Pelly-Fry's proximity to a working airfield soon had him thinking of flight again, and he resumed his hobby of 50 years earlier, model aeroplanes. He first designed and built a 10 foot wingspan sailplane. As opposed to his creations from the late 1920s, his new model aircraft was radio-controlled and had working flaps and leading edge slots. Built by Pelly-Fry, it was flown by expert modelers comfortable with radio-control, and flew beautifully. Next Pelly fitted a small engine and demonstrated the craft's ability to stay aloft at extremely slow speeds. He then designed and constructed a miniature air speed indicator and fit it into the nose of the airplane. The unit confirmed that with flaps and leading edge slots deployed the aircraft could stay aloft at the airspeed of a brisk walk. With this technical success in hand, Pelly-Fry set about creating model aircraft that depicted those he had flown, starting with the plane he flew with 88 Squadron, a 1/10 scale Boston bomber with markings 111A RH-A and painted in the livery of the day. Next up he created a 1/10 scale version of Wellesley AO-A, flown by Pelly-Fry in 223 Squadron. His last completed project was of a 1/8 scale model of the de Havilland DH104 Devon he had flown as Air attaché in Tehran. In addition to building and flying model aircraft, he wrote articles for Model Aviation Magazine and Model Engineer. He served as a council member for the Society of Model Aeronautical Engineers. His insights were included in the first Model Aeroplane Manual.

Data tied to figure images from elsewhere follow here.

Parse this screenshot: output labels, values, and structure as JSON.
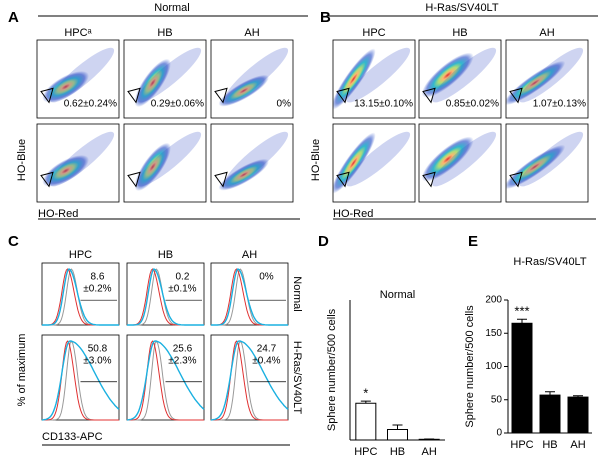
{
  "panels": {
    "A": {
      "letter": "A",
      "title": "Normal",
      "columns": [
        "HPCᵃ",
        "HB",
        "AH"
      ],
      "percentages": [
        "0.62±0.24%",
        "0.29±0.06%",
        "0%"
      ],
      "y_label": "HO-Blue",
      "x_label": "HO-Red"
    },
    "B": {
      "letter": "B",
      "title": "H-Ras/SV40LT",
      "columns": [
        "HPC",
        "HB",
        "AH"
      ],
      "percentages": [
        "13.15±0.10%",
        "0.85±0.02%",
        "1.07±0.13%"
      ],
      "y_label": "HO-Blue",
      "x_label": "HO-Red"
    },
    "C": {
      "letter": "C",
      "columns": [
        "HPC",
        "HB",
        "AH"
      ],
      "rows": [
        "Normal",
        "H-Ras/SV40LT"
      ],
      "percentages": [
        [
          [
            "8.6",
            "±0.2%"
          ],
          [
            "0.2",
            "±0.1%"
          ],
          [
            "0%"
          ]
        ],
        [
          [
            "50.8",
            "±3.0%"
          ],
          [
            "25.6",
            "±2.3%"
          ],
          [
            "24.7",
            "±0.4%"
          ]
        ]
      ],
      "y_label": "% of maximum",
      "x_label": "CD133-APC"
    },
    "D": {
      "letter": "D"
    },
    "E": {
      "letter": "E"
    }
  },
  "chart_data": [
    {
      "type": "bar",
      "title": "Normal",
      "y_label": "Sphere number/500 cells",
      "categories": [
        "HPC",
        "HB",
        "AH"
      ],
      "values": [
        1.05,
        0.3,
        0.02
      ],
      "errors": [
        0.06,
        0.13,
        0.01
      ],
      "value_annotations": [
        "*",
        null,
        null
      ],
      "color": "#ffffff",
      "ylim": [
        0,
        4
      ]
    },
    {
      "type": "bar",
      "title": "H-Ras/SV40LT",
      "y_label": "Sphere number/500 cells",
      "categories": [
        "HPC",
        "HB",
        "AH"
      ],
      "values": [
        165,
        57,
        54
      ],
      "errors": [
        6,
        5,
        2
      ],
      "value_annotations": [
        "***",
        null,
        null
      ],
      "color": "#000000",
      "ylim": [
        0,
        200
      ],
      "yticks": [
        0,
        50,
        100,
        150,
        200
      ]
    }
  ]
}
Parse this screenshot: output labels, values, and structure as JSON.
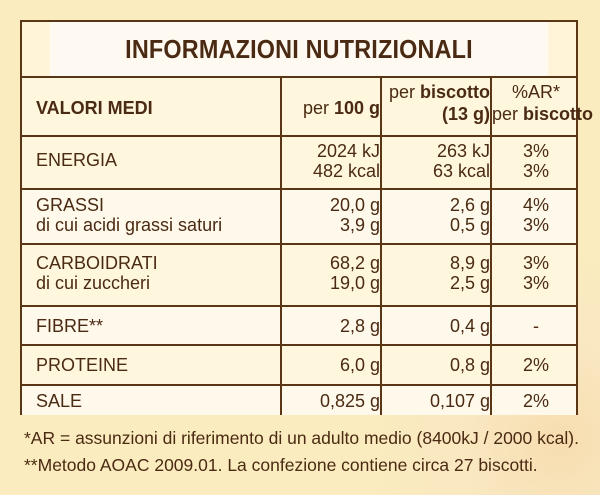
{
  "title": "INFORMAZIONI NUTRIZIONALI",
  "header": {
    "label": "VALORI MEDI",
    "per100_prefix": "per",
    "per100_value": "100 g",
    "per_biscuit_line1_prefix": "per",
    "per_biscuit_line1_bold": "biscotto",
    "per_biscuit_line2": "(13 g)",
    "ar_line1": "%AR*",
    "ar_line2_prefix": "per",
    "ar_line2_bold": "biscotto"
  },
  "rows": [
    {
      "labels": [
        "ENERGIA"
      ],
      "per100": [
        "2024 kJ",
        "482 kcal"
      ],
      "per_biscuit": [
        "263 kJ",
        "63 kcal"
      ],
      "ar": [
        "3%",
        "3%"
      ]
    },
    {
      "labels": [
        "GRASSI",
        "di cui acidi grassi saturi"
      ],
      "per100": [
        "20,0 g",
        "3,9 g"
      ],
      "per_biscuit": [
        "2,6 g",
        "0,5 g"
      ],
      "ar": [
        "4%",
        "3%"
      ]
    },
    {
      "labels": [
        "CARBOIDRATI",
        "di cui zuccheri"
      ],
      "per100": [
        "68,2 g",
        "19,0 g"
      ],
      "per_biscuit": [
        "8,9 g",
        "2,5 g"
      ],
      "ar": [
        "3%",
        "3%"
      ]
    },
    {
      "labels": [
        "FIBRE**"
      ],
      "per100": [
        "2,8 g"
      ],
      "per_biscuit": [
        "0,4 g"
      ],
      "ar": [
        "-"
      ]
    },
    {
      "labels": [
        "PROTEINE"
      ],
      "per100": [
        "6,0 g"
      ],
      "per_biscuit": [
        "0,8 g"
      ],
      "ar": [
        "2%"
      ]
    },
    {
      "labels": [
        "SALE"
      ],
      "per100": [
        "0,825 g"
      ],
      "per_biscuit": [
        "0,107 g"
      ],
      "ar": [
        "2%"
      ]
    }
  ],
  "footnotes": [
    "*AR = assunzioni di riferimento di un adulto medio (8400kJ / 2000 kcal).",
    "**Metodo AOAC 2009.01. La confezione contiene circa 27 biscotti."
  ],
  "colors": {
    "text": "#4a2a12",
    "border": "#5a3516",
    "background": "#fbecbf"
  }
}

In the early 1990s Pelly-Fry wrote his autobiography, Heavenly Days: Recollections of a Contented Airman. It was published in 1994. The book recounts his life long fascination with flight, and the great good luck he had to be able to become a pilot and RAF officer. It recounts life in the RAF in the early 1930s, his many experiences flying all throughout Africa, the start of the Second World War, his time flying and commanding operational squadrons, and his impressions of many of the war's leaders whom he came to know during his time on staff headquarters. Notable figures Pelly writes of in his book include Marshals of the RAF Lords Charles Portal and Arthur Tedder, Air Chief Marshal Sir Basil Embry, Air Marshal Sir George Beamish, Air Vice Marshal Raymond Collishaw, Squadron Leader M T St John "Pat" Pattle, Field Marshal Lord Bernard Montgomery, General Sir William Platt, irregular warfare practitioner Orde Wingate, Major General David Lloyd Owen of the Long Range Desert Group and aviation editor C. G. Grey.

==Personal life==
In 1949 at the age of 38 he married Irene Dunsford. The couple had a son.

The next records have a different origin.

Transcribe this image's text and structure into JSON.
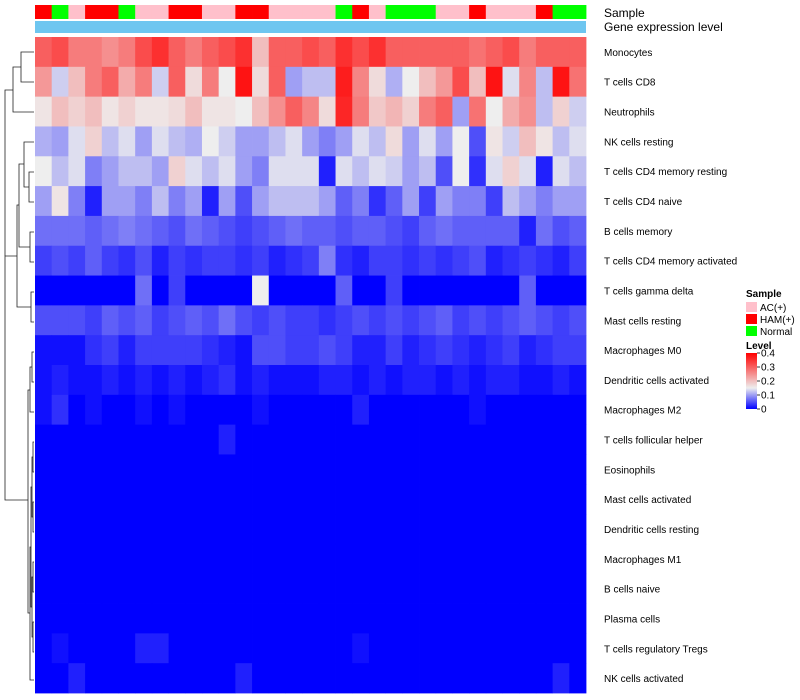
{
  "chart_data": {
    "type": "heatmap",
    "annotation_labels": {
      "sample": "Sample",
      "gene": "Gene expression level"
    },
    "rows": [
      "Monocytes",
      "T cells CD8",
      "Neutrophils",
      "NK cells resting",
      "T cells CD4 memory resting",
      "T cells CD4 naive",
      "B cells memory",
      "T cells CD4 memory activated",
      "T cells gamma delta",
      "Mast cells resting",
      "Macrophages M0",
      "Dendritic cells activated",
      "Macrophages M2",
      "T cells follicular helper",
      "Eosinophils",
      "Mast cells activated",
      "Dendritic cells resting",
      "Macrophages M1",
      "B cells naive",
      "Plasma cells",
      "T cells regulatory  Tregs",
      "NK cells activated"
    ],
    "columns_sample": [
      "HAM(+)",
      "Normal",
      "AC(+)",
      "HAM(+)",
      "HAM(+)",
      "Normal",
      "AC(+)",
      "AC(+)",
      "HAM(+)",
      "HAM(+)",
      "AC(+)",
      "AC(+)",
      "HAM(+)",
      "HAM(+)",
      "AC(+)",
      "AC(+)",
      "AC(+)",
      "AC(+)",
      "Normal",
      "HAM(+)",
      "AC(+)",
      "Normal",
      "Normal",
      "Normal",
      "AC(+)",
      "AC(+)",
      "HAM(+)",
      "AC(+)",
      "AC(+)",
      "AC(+)",
      "HAM(+)",
      "Normal",
      "Normal"
    ],
    "values": [
      [
        0.3,
        0.32,
        0.27,
        0.27,
        0.25,
        0.27,
        0.32,
        0.35,
        0.3,
        0.27,
        0.3,
        0.32,
        0.35,
        0.2,
        0.3,
        0.3,
        0.32,
        0.3,
        0.35,
        0.32,
        0.35,
        0.3,
        0.3,
        0.3,
        0.3,
        0.3,
        0.28,
        0.3,
        0.32,
        0.27,
        0.3,
        0.3,
        0.3
      ],
      [
        0.24,
        0.13,
        0.2,
        0.27,
        0.3,
        0.22,
        0.27,
        0.13,
        0.3,
        0.17,
        0.27,
        0.15,
        0.38,
        0.17,
        0.3,
        0.1,
        0.12,
        0.12,
        0.37,
        0.26,
        0.17,
        0.11,
        0.15,
        0.2,
        0.24,
        0.32,
        0.2,
        0.38,
        0.14,
        0.26,
        0.12,
        0.38,
        0.28
      ],
      [
        0.16,
        0.2,
        0.18,
        0.2,
        0.16,
        0.18,
        0.16,
        0.16,
        0.17,
        0.2,
        0.16,
        0.16,
        0.15,
        0.2,
        0.25,
        0.3,
        0.26,
        0.17,
        0.36,
        0.27,
        0.19,
        0.21,
        0.18,
        0.27,
        0.3,
        0.1,
        0.28,
        0.15,
        0.22,
        0.25,
        0.12,
        0.18,
        0.13
      ],
      [
        0.11,
        0.1,
        0.14,
        0.18,
        0.12,
        0.14,
        0.1,
        0.14,
        0.12,
        0.11,
        0.15,
        0.13,
        0.1,
        0.1,
        0.12,
        0.14,
        0.1,
        0.08,
        0.1,
        0.14,
        0.12,
        0.17,
        0.1,
        0.14,
        0.1,
        0.15,
        0.05,
        0.16,
        0.13,
        0.2,
        0.16,
        0.12,
        0.14
      ],
      [
        0.15,
        0.12,
        0.14,
        0.08,
        0.1,
        0.12,
        0.12,
        0.1,
        0.18,
        0.14,
        0.12,
        0.14,
        0.1,
        0.08,
        0.14,
        0.14,
        0.14,
        0.02,
        0.14,
        0.12,
        0.14,
        0.13,
        0.1,
        0.12,
        0.05,
        0.15,
        0.03,
        0.14,
        0.18,
        0.14,
        0.02,
        0.14,
        0.12
      ],
      [
        0.1,
        0.16,
        0.08,
        0.02,
        0.1,
        0.1,
        0.08,
        0.12,
        0.08,
        0.1,
        0.02,
        0.1,
        0.05,
        0.1,
        0.12,
        0.12,
        0.12,
        0.1,
        0.06,
        0.08,
        0.03,
        0.06,
        0.1,
        0.04,
        0.1,
        0.08,
        0.08,
        0.04,
        0.12,
        0.1,
        0.08,
        0.1,
        0.1
      ],
      [
        0.07,
        0.07,
        0.07,
        0.06,
        0.07,
        0.08,
        0.07,
        0.06,
        0.05,
        0.07,
        0.06,
        0.05,
        0.04,
        0.05,
        0.06,
        0.07,
        0.06,
        0.06,
        0.05,
        0.06,
        0.06,
        0.05,
        0.04,
        0.06,
        0.07,
        0.06,
        0.06,
        0.06,
        0.06,
        0.02,
        0.07,
        0.05,
        0.06
      ],
      [
        0.04,
        0.05,
        0.04,
        0.06,
        0.04,
        0.03,
        0.05,
        0.02,
        0.04,
        0.03,
        0.04,
        0.04,
        0.03,
        0.04,
        0.02,
        0.03,
        0.04,
        0.08,
        0.03,
        0.02,
        0.04,
        0.04,
        0.03,
        0.04,
        0.03,
        0.04,
        0.05,
        0.02,
        0.03,
        0.04,
        0.03,
        0.02,
        0.04
      ],
      [
        0.0,
        0.0,
        0.0,
        0.0,
        0.0,
        0.0,
        0.07,
        0.0,
        0.04,
        0.0,
        0.0,
        0.0,
        0.0,
        0.15,
        0.0,
        0.0,
        0.0,
        0.0,
        0.06,
        0.0,
        0.0,
        0.04,
        0.0,
        0.0,
        0.0,
        0.0,
        0.0,
        0.0,
        0.0,
        0.06,
        0.0,
        0.0,
        0.0
      ],
      [
        0.05,
        0.05,
        0.05,
        0.04,
        0.06,
        0.05,
        0.06,
        0.04,
        0.05,
        0.06,
        0.05,
        0.07,
        0.05,
        0.04,
        0.05,
        0.04,
        0.04,
        0.03,
        0.04,
        0.05,
        0.04,
        0.05,
        0.04,
        0.05,
        0.06,
        0.04,
        0.05,
        0.04,
        0.05,
        0.06,
        0.05,
        0.04,
        0.05
      ],
      [
        0.01,
        0.01,
        0.01,
        0.03,
        0.04,
        0.02,
        0.04,
        0.04,
        0.04,
        0.04,
        0.03,
        0.02,
        0.01,
        0.05,
        0.05,
        0.04,
        0.04,
        0.05,
        0.04,
        0.02,
        0.02,
        0.04,
        0.02,
        0.03,
        0.04,
        0.03,
        0.02,
        0.03,
        0.04,
        0.02,
        0.03,
        0.04,
        0.04
      ],
      [
        0.01,
        0.02,
        0.01,
        0.01,
        0.02,
        0.01,
        0.02,
        0.01,
        0.02,
        0.01,
        0.02,
        0.03,
        0.01,
        0.02,
        0.01,
        0.01,
        0.01,
        0.02,
        0.02,
        0.01,
        0.02,
        0.01,
        0.02,
        0.02,
        0.01,
        0.02,
        0.01,
        0.02,
        0.02,
        0.01,
        0.01,
        0.02,
        0.01
      ],
      [
        0.01,
        0.03,
        0.0,
        0.01,
        0.0,
        0.0,
        0.01,
        0.0,
        0.01,
        0.0,
        0.0,
        0.0,
        0.0,
        0.01,
        0.0,
        0.0,
        0.0,
        0.0,
        0.0,
        0.02,
        0.0,
        0.0,
        0.0,
        0.0,
        0.0,
        0.0,
        0.01,
        0.0,
        0.0,
        0.0,
        0.0,
        0.0,
        0.0
      ],
      [
        0.0,
        0.0,
        0.0,
        0.0,
        0.0,
        0.0,
        0.0,
        0.0,
        0.0,
        0.0,
        0.0,
        0.02,
        0.0,
        0.0,
        0.0,
        0.0,
        0.0,
        0.0,
        0.0,
        0.0,
        0.0,
        0.0,
        0.0,
        0.0,
        0.0,
        0.0,
        0.0,
        0.0,
        0.0,
        0.0,
        0.0,
        0.0,
        0.0
      ],
      [
        0.0,
        0.0,
        0.0,
        0.0,
        0.0,
        0.0,
        0.0,
        0.0,
        0.0,
        0.0,
        0.0,
        0.0,
        0.0,
        0.0,
        0.0,
        0.0,
        0.0,
        0.0,
        0.0,
        0.0,
        0.0,
        0.0,
        0.0,
        0.0,
        0.0,
        0.0,
        0.0,
        0.0,
        0.0,
        0.0,
        0.0,
        0.0,
        0.0
      ],
      [
        0.0,
        0.0,
        0.0,
        0.0,
        0.0,
        0.0,
        0.0,
        0.0,
        0.0,
        0.0,
        0.0,
        0.0,
        0.0,
        0.0,
        0.0,
        0.0,
        0.0,
        0.0,
        0.0,
        0.0,
        0.0,
        0.0,
        0.0,
        0.0,
        0.0,
        0.0,
        0.0,
        0.0,
        0.0,
        0.0,
        0.0,
        0.0,
        0.0
      ],
      [
        0.0,
        0.0,
        0.0,
        0.0,
        0.0,
        0.0,
        0.0,
        0.0,
        0.0,
        0.0,
        0.0,
        0.0,
        0.0,
        0.0,
        0.0,
        0.0,
        0.0,
        0.0,
        0.0,
        0.0,
        0.0,
        0.0,
        0.0,
        0.0,
        0.0,
        0.0,
        0.0,
        0.0,
        0.0,
        0.0,
        0.0,
        0.0,
        0.0
      ],
      [
        0.0,
        0.0,
        0.0,
        0.0,
        0.0,
        0.0,
        0.0,
        0.0,
        0.0,
        0.0,
        0.0,
        0.0,
        0.0,
        0.0,
        0.0,
        0.0,
        0.0,
        0.0,
        0.0,
        0.0,
        0.0,
        0.0,
        0.0,
        0.0,
        0.0,
        0.0,
        0.0,
        0.0,
        0.0,
        0.0,
        0.0,
        0.0,
        0.0
      ],
      [
        0.0,
        0.0,
        0.0,
        0.0,
        0.0,
        0.0,
        0.0,
        0.0,
        0.0,
        0.0,
        0.0,
        0.0,
        0.0,
        0.0,
        0.0,
        0.0,
        0.0,
        0.0,
        0.0,
        0.0,
        0.0,
        0.0,
        0.0,
        0.0,
        0.0,
        0.0,
        0.0,
        0.0,
        0.0,
        0.0,
        0.0,
        0.0,
        0.0
      ],
      [
        0.0,
        0.0,
        0.0,
        0.0,
        0.0,
        0.0,
        0.0,
        0.0,
        0.0,
        0.0,
        0.0,
        0.0,
        0.0,
        0.0,
        0.0,
        0.0,
        0.0,
        0.0,
        0.0,
        0.0,
        0.0,
        0.0,
        0.0,
        0.0,
        0.0,
        0.0,
        0.0,
        0.0,
        0.0,
        0.0,
        0.0,
        0.0,
        0.0
      ],
      [
        0.0,
        0.01,
        0.0,
        0.0,
        0.0,
        0.0,
        0.02,
        0.02,
        0.0,
        0.0,
        0.0,
        0.0,
        0.0,
        0.0,
        0.0,
        0.0,
        0.0,
        0.0,
        0.0,
        0.01,
        0.0,
        0.0,
        0.0,
        0.0,
        0.0,
        0.0,
        0.0,
        0.0,
        0.0,
        0.0,
        0.0,
        0.0,
        0.0
      ],
      [
        0.0,
        0.0,
        0.02,
        0.0,
        0.0,
        0.0,
        0.0,
        0.0,
        0.0,
        0.0,
        0.0,
        0.0,
        0.02,
        0.0,
        0.0,
        0.0,
        0.0,
        0.0,
        0.0,
        0.0,
        0.0,
        0.0,
        0.0,
        0.0,
        0.0,
        0.0,
        0.0,
        0.0,
        0.0,
        0.0,
        0.0,
        0.02,
        0.0
      ]
    ],
    "color_scale": {
      "min": 0,
      "mid": 0.15,
      "max": 0.4,
      "low_color": "#0000ff",
      "mid_color": "#eeeeee",
      "high_color": "#ff0000"
    },
    "sample_colors": {
      "AC(+)": "#ffc0cb",
      "HAM(+)": "#ff0000",
      "Normal": "#00ff00"
    },
    "gene_color": "#6ec6f0",
    "legend": {
      "sample_title": "Sample",
      "sample_entries": [
        "AC(+)",
        "HAM(+)",
        "Normal"
      ],
      "level_title": "Level",
      "level_ticks": [
        {
          "value": 0.4,
          "label": "0.4"
        },
        {
          "value": 0.3,
          "label": "0.3"
        },
        {
          "value": 0.2,
          "label": "0.2"
        },
        {
          "value": 0.1,
          "label": "0.1"
        },
        {
          "value": 0,
          "label": "0"
        }
      ]
    }
  }
}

Pelly-Fry died 6 December 1994 while at a gathering for pilots and crews who participated in Operation Oyster.

A representation of the many model aircraft Pelly-Fry built, including scale versions of the Boston, Wellesley and Devon airplanes, can be seen at the Goosedale Model Museum.

==Awards==
- Mentioned in Despatches 17 March 1941
- Distinguished Service Order 8 January 1943 (Note: Citation reads: On 6 December 1942 a force of bombers was detailed to make an attack in daylight on the Phillips factory at Eindhoven. The operation, which was executed faultlessly, demanded a high degree of skill and accurate timing. Bombs were dropped at varying heights down to rooftop level. Many hits were obtained, some in the center of the target area. Two gun posts were silenced. Intense and heavy opposition was encountered, and both on the outward and return flights attacks were made by enemy fighters. The great success achieved reflects greatest credit on the following personnel, who participated as leaders and members of aircraft crews.)

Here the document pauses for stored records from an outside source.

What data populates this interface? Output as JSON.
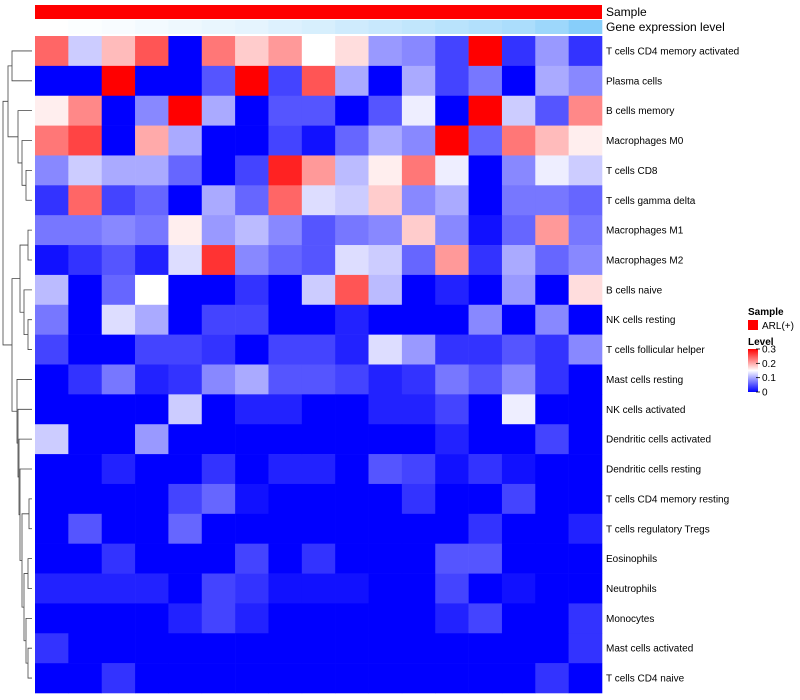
{
  "chart_data": {
    "type": "heatmap",
    "rows": [
      "T cells CD4 memory activated",
      "Plasma cells",
      "B cells memory",
      "Macrophages M0",
      "T cells CD8",
      "T cells gamma delta",
      "Macrophages M1",
      "Macrophages M2",
      "B cells naive",
      "NK cells resting",
      "T cells follicular helper",
      "Mast cells resting",
      "NK cells activated",
      "Dendritic cells activated",
      "Dendritic cells resting",
      "T cells CD4 memory resting",
      "T cells regulatory  Tregs",
      "Eosinophils",
      "Neutrophils",
      "Monocytes",
      "Mast cells activated",
      "T cells CD4 naive"
    ],
    "values": [
      [
        0.24,
        0.12,
        0.19,
        0.25,
        0.0,
        0.23,
        0.18,
        0.21,
        0.15,
        0.17,
        0.09,
        0.08,
        0.04,
        0.3,
        0.03,
        0.09,
        0.03
      ],
      [
        0.0,
        0.0,
        0.3,
        0.0,
        0.0,
        0.05,
        0.3,
        0.04,
        0.25,
        0.1,
        0.0,
        0.1,
        0.04,
        0.07,
        0.0,
        0.1,
        0.08
      ],
      [
        0.16,
        0.22,
        0.0,
        0.08,
        0.3,
        0.1,
        0.0,
        0.05,
        0.05,
        0.0,
        0.05,
        0.14,
        0.0,
        0.3,
        0.12,
        0.05,
        0.22
      ],
      [
        0.23,
        0.26,
        0.0,
        0.2,
        0.1,
        0.0,
        0.0,
        0.04,
        0.01,
        0.06,
        0.1,
        0.08,
        0.3,
        0.06,
        0.23,
        0.19,
        0.16
      ],
      [
        0.08,
        0.12,
        0.1,
        0.1,
        0.06,
        0.0,
        0.04,
        0.28,
        0.21,
        0.11,
        0.16,
        0.23,
        0.14,
        0.0,
        0.08,
        0.14,
        0.12
      ],
      [
        0.03,
        0.24,
        0.04,
        0.06,
        0.0,
        0.1,
        0.06,
        0.24,
        0.13,
        0.12,
        0.18,
        0.08,
        0.1,
        0.0,
        0.07,
        0.07,
        0.06
      ],
      [
        0.07,
        0.07,
        0.08,
        0.07,
        0.16,
        0.09,
        0.11,
        0.08,
        0.05,
        0.07,
        0.08,
        0.18,
        0.08,
        0.01,
        0.06,
        0.21,
        0.07
      ],
      [
        0.01,
        0.03,
        0.05,
        0.02,
        0.13,
        0.27,
        0.08,
        0.06,
        0.05,
        0.13,
        0.12,
        0.06,
        0.21,
        0.03,
        0.1,
        0.06,
        0.08
      ],
      [
        0.11,
        0.0,
        0.06,
        0.15,
        0.0,
        0.0,
        0.03,
        0.0,
        0.12,
        0.25,
        0.11,
        0.0,
        0.02,
        0.0,
        0.09,
        0.0,
        0.17
      ],
      [
        0.07,
        0.0,
        0.13,
        0.1,
        0.0,
        0.04,
        0.04,
        0.0,
        0.0,
        0.02,
        0.0,
        0.0,
        0.0,
        0.08,
        0.0,
        0.08,
        0.0
      ],
      [
        0.04,
        0.0,
        0.0,
        0.04,
        0.04,
        0.03,
        0.0,
        0.04,
        0.04,
        0.02,
        0.13,
        0.09,
        0.03,
        0.03,
        0.05,
        0.03,
        0.08
      ],
      [
        0.0,
        0.03,
        0.07,
        0.02,
        0.03,
        0.08,
        0.1,
        0.05,
        0.05,
        0.04,
        0.02,
        0.03,
        0.07,
        0.05,
        0.08,
        0.03,
        0.0
      ],
      [
        0.0,
        0.0,
        0.0,
        0.0,
        0.12,
        0.0,
        0.02,
        0.02,
        0.0,
        0.0,
        0.02,
        0.02,
        0.04,
        0.0,
        0.14,
        0.0,
        0.0
      ],
      [
        0.12,
        0.0,
        0.0,
        0.09,
        0.0,
        0.0,
        0.0,
        0.0,
        0.0,
        0.0,
        0.0,
        0.0,
        0.02,
        0.0,
        0.0,
        0.04,
        0.0
      ],
      [
        0.0,
        0.0,
        0.02,
        0.0,
        0.0,
        0.03,
        0.0,
        0.02,
        0.02,
        0.0,
        0.05,
        0.04,
        0.01,
        0.03,
        0.01,
        0.0,
        0.0
      ],
      [
        0.0,
        0.0,
        0.0,
        0.0,
        0.04,
        0.06,
        0.01,
        0.0,
        0.0,
        0.0,
        0.0,
        0.03,
        0.0,
        0.0,
        0.04,
        0.0,
        0.0
      ],
      [
        0.0,
        0.05,
        0.0,
        0.0,
        0.06,
        0.0,
        0.0,
        0.0,
        0.0,
        0.0,
        0.0,
        0.0,
        0.0,
        0.03,
        0.0,
        0.0,
        0.02
      ],
      [
        0.0,
        0.0,
        0.03,
        0.0,
        0.0,
        0.0,
        0.04,
        0.0,
        0.03,
        0.0,
        0.0,
        0.0,
        0.05,
        0.05,
        0.0,
        0.0,
        0.0
      ],
      [
        0.02,
        0.02,
        0.02,
        0.02,
        0.0,
        0.04,
        0.03,
        0.01,
        0.01,
        0.01,
        0.0,
        0.0,
        0.04,
        0.0,
        0.01,
        0.0,
        0.0
      ],
      [
        0.0,
        0.0,
        0.0,
        0.0,
        0.02,
        0.04,
        0.02,
        0.0,
        0.0,
        0.0,
        0.0,
        0.0,
        0.02,
        0.04,
        0.0,
        0.0,
        0.03
      ],
      [
        0.03,
        0.0,
        0.0,
        0.0,
        0.0,
        0.0,
        0.0,
        0.0,
        0.0,
        0.0,
        0.0,
        0.0,
        0.0,
        0.0,
        0.0,
        0.0,
        0.03
      ],
      [
        0.0,
        0.0,
        0.03,
        0.0,
        0.0,
        0.0,
        0.0,
        0.0,
        0.0,
        0.0,
        0.0,
        0.0,
        0.0,
        0.0,
        0.0,
        0.03,
        0.0
      ]
    ],
    "annotation_tracks": [
      {
        "name": "Sample",
        "value": "ARL(+)",
        "color": "#ff0000"
      },
      {
        "name": "Gene expression level",
        "values": [
          0.0,
          0.03,
          0.06,
          0.1,
          0.14,
          0.18,
          0.22,
          0.28,
          0.33,
          0.4,
          0.46,
          0.52,
          0.58,
          0.64,
          0.7,
          0.82,
          1.0
        ],
        "colors": [
          "#ffffff",
          "#87cefa"
        ]
      }
    ],
    "color_scale": {
      "title": "Level",
      "min": 0,
      "max": 0.3,
      "colors": [
        "#0000ff",
        "#ffffff",
        "#ff0000"
      ],
      "ticks": [
        "0.3",
        "0.2",
        "0.1",
        "0"
      ]
    },
    "legend": {
      "title": "Sample",
      "label": "ARL(+)",
      "color": "#ff0000"
    },
    "row_dendrogram": true
  }
}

==Bibliography (partial)==
- Heavenly Days: Recollections of a Contented Airman Bristol: Crécy Books, (1994).
- Wellsleys Over The Sudan Aeroplane Monthly, March 1984 pp. 137–138
- Wellsleys Over The Sudan, Part 2 Aeroplane Monthly, April 1984 Second part of an article by Pelly-Fry about his time as a flight Leader in 223 Squadron fighting the Italians in Italian East Africa.
- The Model Engineer & Practical Electrician: A Journal of Small Power Engineering Vol. 63, No. 1542, Thursday, 27 November 1930
- Pelly-Fry also wrote many articles on model aircraft building, which are not listed here.